Dear BGCS Community,
As a father with small children and a resident in the Bowling Green City Schools district, I’m writing to urge our community to support the upcoming five-year operating levy. Some say “if the levy doesn’t pass, life will go on.” Yes, it will—but it will be a diminished life for our entire community.
I’ve witnessed firsthand what happens when school funding fails. While living in the South-Western City School District, near Columbus, I watched an operating levy failure devastate the community. Programs vanished overnight. Talented educators lost their jobs. Student-athletes who had played since childhood suddenly had no teams. The marching band fell silent.
The consequences extended far beyond the classroom. Families moved away. Others chose not to move in. Students with scholarship potential transferred to districts that could support their talents. South-Western made Sports Illustrated—but for the wrong reasons. The damage took years to repair, and ironically, after experiencing the painful consequences, the community eventually passed the levy anyway.
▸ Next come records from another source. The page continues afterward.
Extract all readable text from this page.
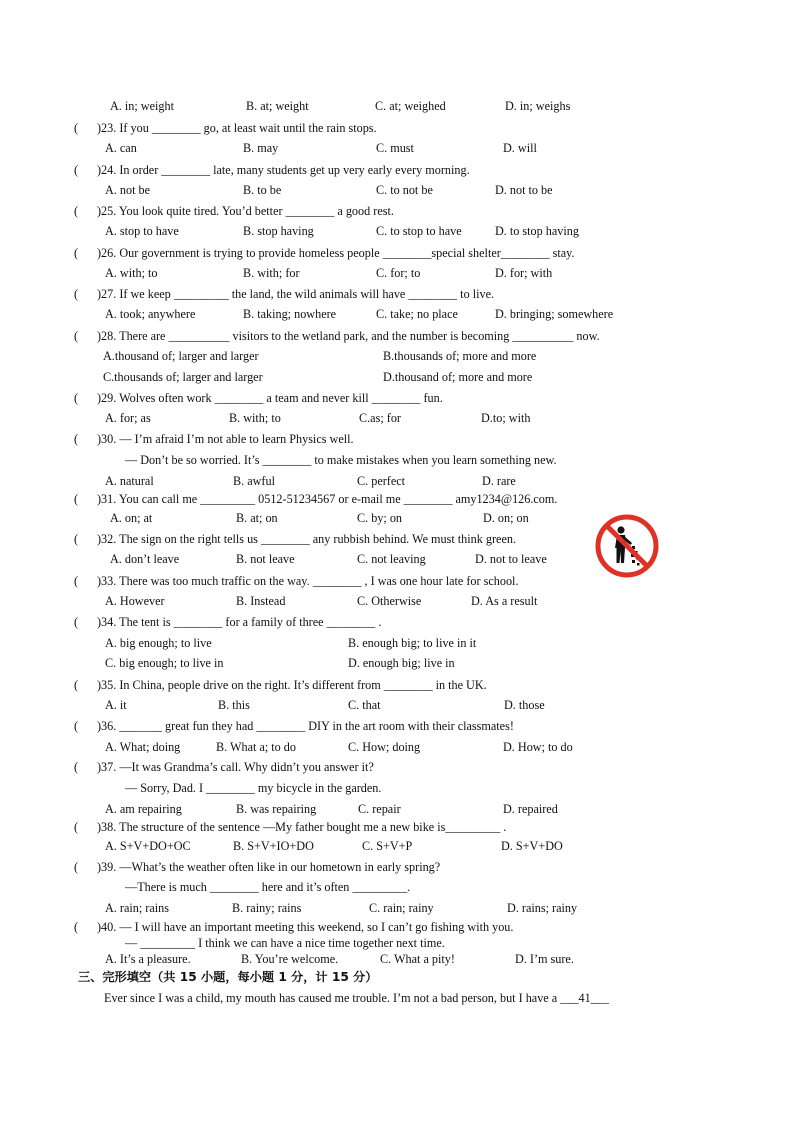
A. in; weight	B. at; weight	C. at; weighed	D. in; weighs
( )23. If you ________ go, at least wait until the rain stops.
A. can	B. may	C. must	D. will
( )24. In order ________ late, many students get up very early every morning.
A. not be	B. to be	C. to not be	D. not to be
( )25. You look quite tired. You’d better ________ a good rest.
A. stop to have	B. stop having	C. to stop to have	D. to stop having
( )26. Our government is trying to provide homeless people ________special shelter________ stay.
A. with; to	B. with; for	C. for; to	D. for; with
( )27. If we keep _________ the land, the wild animals will have ________ to live.
A. took; anywhere	B. taking; nowhere	C. take; no place	D. bringing; somewhere
( )28. There are __________ visitors to the wetland park, and the number is becoming __________ now.
A.thousand of; larger and larger	B.thousands of; more and more
C.thousands of; larger and larger	D.thousand of; more and more
( )29. Wolves often work ________ a team and never kill ________ fun.
A. for; as	B. with; to	C.as; for	D.to; with
( )30. — I’m afraid I’m not able to learn Physics well.
— Don’t be so worried. It’s ________ to make mistakes when you learn something new.
A. natural	B. awful	C. perfect	D. rare
( )31. You can call me _________ 0512-51234567 or e-mail me ________ amy1234@126.com.
A. on; at	B. at; on	C. by; on	D. on; on
( )32. The sign on the right tells us ________ any rubbish behind. We must think green.
A. don’t leave	B. not leave	C. not leaving	D. not to leave
( )33. There was too much traffic on the way. ________ , I was one hour late for school.
A. However	B. Instead	C. Otherwise	D. As a result
( )34. The tent is ________ for a family of three ________ .
A. big enough; to live	B. enough big; to live in it
C. big enough; to live in	D. enough big; live in
( )35. In China, people drive on the right. It’s different from ________ in the UK.
A. it	B. this	C. that	D. those
( )36. _______ great fun they had ________ DIY in the art room with their classmates!
A. What; doing	B. What a; to do	C. How; doing	D. How; to do
( )37. —It was Grandma’s call. Why didn’t you answer it?
— Sorry, Dad. I ________ my bicycle in the garden.
A. am repairing	B. was repairing	C. repair	D. repaired
( )38. The structure of the sentence —My father bought me a new bike is_________ .
A. S+V+DO+OC	B. S+V+IO+DO	C. S+V+P	D. S+V+DO
( )39. —What’s the weather often like in our hometown in early spring?
—There is much ________ here and it’s often _________.
A. rain; rains	B. rainy; rains	C. rain; rainy	D. rains; rainy
( )40. — I will have an important meeting this weekend, so I can’t go fishing with you.
— _________ I think we can have a nice time together next time.
A. It’s a pleasure.	B. You’re welcome.	C. What a pity!	D. I’m sure.
三、完形填空（共 15 小题，每小题 1 分，计 15 分）
Ever since I was a child, my mouth has caused me trouble. I’m not a bad person, but I have a ___41___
Operating levies aren’t funding “shiny new toys”—they provide essential resources for daily operations and maintaining quality education. The potential cuts facing our district aren’t theoretical; they’ve been clearly outlined. Jobs and programs that directly impact our children hang in the balance.
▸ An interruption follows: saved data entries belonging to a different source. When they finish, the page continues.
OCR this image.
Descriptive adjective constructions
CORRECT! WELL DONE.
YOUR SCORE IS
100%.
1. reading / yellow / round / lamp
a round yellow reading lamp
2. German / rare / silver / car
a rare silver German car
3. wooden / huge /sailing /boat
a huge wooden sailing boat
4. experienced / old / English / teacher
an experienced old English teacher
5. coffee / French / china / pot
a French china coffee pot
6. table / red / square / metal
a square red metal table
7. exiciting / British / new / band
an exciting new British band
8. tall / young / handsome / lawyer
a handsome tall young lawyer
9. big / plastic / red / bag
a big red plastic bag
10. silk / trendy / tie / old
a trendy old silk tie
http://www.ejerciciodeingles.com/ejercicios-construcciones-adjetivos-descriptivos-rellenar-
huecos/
Do we want the Friday night football games that bring our community together? Do we want our marching band performing at halftime? Do we want our children to experience the complete education they deserve? Or are we willing to accept the diminished community that results when schools struggle?
I don’t want Bowling Green and the BGCS community to learn these painful lessons the hard way. I encourage voters to research “South-Western City School District levy Sports Illustrated” to see what happens when communities fail to support their schools.
The health of our schools reflects the health of our community. When we vote on this levy, we’re voting on Bowling Green’s future—and which direction we want that vote to count is entirely up to us.